Opportunity knocks in China

BEIJING - Hello from China where I’ve just unveiled some pretty impressive numbers about this booming country. Over the next 20 years, our Current Market Outlook shows that China will need 5,000 new airplanes worth $600 billion. That’s 15 percent more airplanes than we forecasted a year ago, with a 25 percent value increase.


It was my pleasure to present the China CMO to reporters in Beijing today.

Several factors are driving this demand—but simply put, China’s economy is thriving. Personal income is on the rise and more people are traveling. As a result, airlines are offering more flights, including nonstops, to meet China’s international air travel growth. China’s mainland carriers are also expected to experience rapid international expansion over the next 20 years.


We presented the CMO in Chinese for our media friends.

To show you just how fast the aviation market is moving in China, we expect 84 percent of those new airplanes will be needed just to keep up with growth—not for replacement. The greatest demand in China will be for widebodies like the 747-8, 777 and 787. The single-aisle market will also remain strong, with total deliveries expected to hit 3,550.

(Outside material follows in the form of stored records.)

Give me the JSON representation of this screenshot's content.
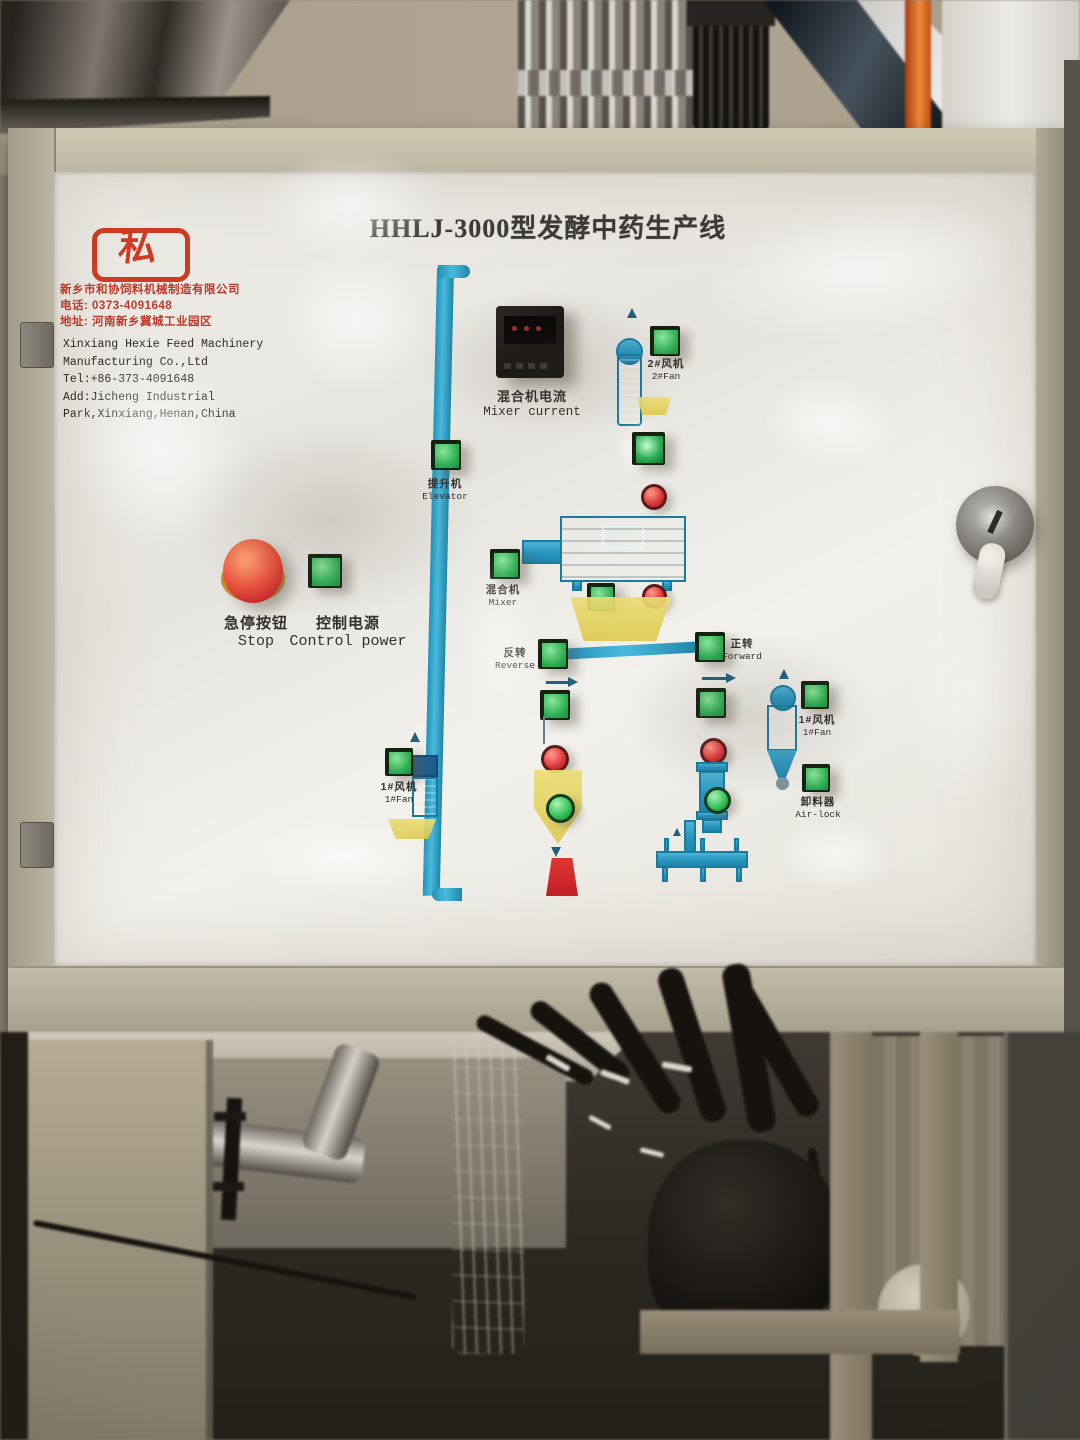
{
  "panel": {
    "title": "HHLJ-3000型发酵中药生产线",
    "logo": {
      "glyph": "私"
    },
    "company": {
      "cn": [
        "新乡市和协饲料机械制造有限公司",
        "电话: 0373-4091648",
        "地址: 河南新乡冀城工业园区"
      ],
      "en": [
        "Xinxiang Hexie Feed Machinery",
        "Manufacturing Co.,Ltd",
        "Tel:+86-373-4091648",
        "Add:Jicheng Industrial",
        "Park,Xinxiang,Henan,China"
      ]
    },
    "controls": {
      "stop": {
        "cn": "急停按钮",
        "en": "Stop"
      },
      "power": {
        "cn": "控制电源",
        "en": "Control power"
      },
      "elevator": {
        "cn": "提升机",
        "en": "Elevator"
      },
      "mixer_current": {
        "cn": "混合机电流",
        "en": "Mixer current"
      },
      "fan2": {
        "cn": "2#风机",
        "en": "2#Fan"
      },
      "mixer": {
        "cn": "混合机",
        "en": "Mixer"
      },
      "reverse": {
        "cn": "反转",
        "en": "Reverse"
      },
      "forward": {
        "cn": "正转",
        "en": "Forward"
      },
      "fan1_left": {
        "cn": "1#风机",
        "en": "1#Fan"
      },
      "fan1_right": {
        "cn": "1#风机",
        "en": "1#Fan"
      },
      "airlock": {
        "cn": "卸料器",
        "en": "Air-lock"
      }
    },
    "colors": {
      "button_green": "#2fae54",
      "indicator_red": "#e03a3a",
      "indicator_green": "#35c45a",
      "line_blue": "#2ea7cc",
      "hopper_yellow": "#e8d96e",
      "estop_red": "#e6503e",
      "brand_red": "#c0392b",
      "cabinet_beige": "#b5ae9a"
    }
  }
}
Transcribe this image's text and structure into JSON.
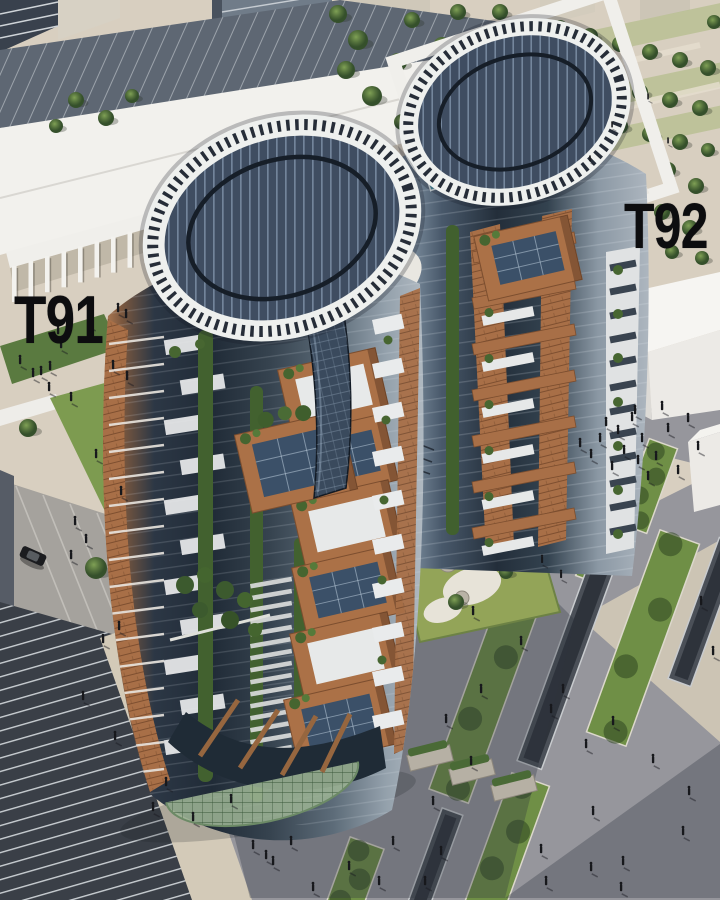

We know the market in China is more competitive than ever—and it’s no longer just two players going after business. We’re also facing challenges in the single-aisle market from China’s own Comac and other new players. That’s why the new 737 MAX family is so important to our future.


The new 737 MAX.

It perfectly positions us to not only continue to deliver the most fuel-efficient and capable airplane with the lowest operating costs—but to increase our advantage.

We’ve already had a great 2011 when it comes to orders and commitments from our customers in China:

Cathay Pacific: 10 777-300ERs (order announced in March) 8 777Fs and 4 777-300ERs (order announced in August)

Hong Kong Airlines: MOU for 32 787 Dreamliners & 6 777Fs (announced in March)

Air China: Agreement for 5 747-8 Intercontinentals (announced in March)

I personally look forward to working with our great customers and friends here in China to make sure they have everything they need as they head into a very exciting future.

While I’m here over the next few days, I of course wanted to share some of my culinary adventures. While Beijing is home to some of my favorite restaurants, the street food is sometimes even better. I’ll leave you with some photos of a smorgasbord of Beijing street food—and a platter of some very tasty spicy chicken.


A feast on the streets of Beijing.


Some like it hot!

Comments (5)

James Baloun (Palo Alto, California):

No aircraft company has carried more people to more destinations over the past 78 years than Boeing. Travel leads to cultural exchange which goes a long way toward increasing the prospect of a peaceful and prosperous future in China and around the world. Keep up the good work.

Tom Ballantyne (Sydney, Australia):

Hi randy, glad to see you're enjoying China... it just gets better and better for the industry. With all this growth the MRO sector must also be licking it's lips. Cheers, TomB.

Grace Feng Hsu (Kirkland, WA, USA):

Hello Randy: Glad that you are in China now. Surprised that your presentation was in Chinese. Believe they are imprised. Also surprised that you like spicy Chinese food. Good travel!

Tim K (Ont Canada):

You know sometimes I have to wonder what you are more passionate about, planes or food. You always start off talking about Boeing, planes, CMO's etc and always finish with a thought or picture of food.

Perhaps in one journal entry you could rank your favorite restaurants that you visited in your worldly travels.

Norman (Long Beach, California, United States):

I am certainly glad that China has a strong market and an interest in Boeing aircraft. Aircraft like the 777-300ER,787 and the new 737 MAX are in strong demand as the market for new aircraft grows and the need for replacement aircraft increases.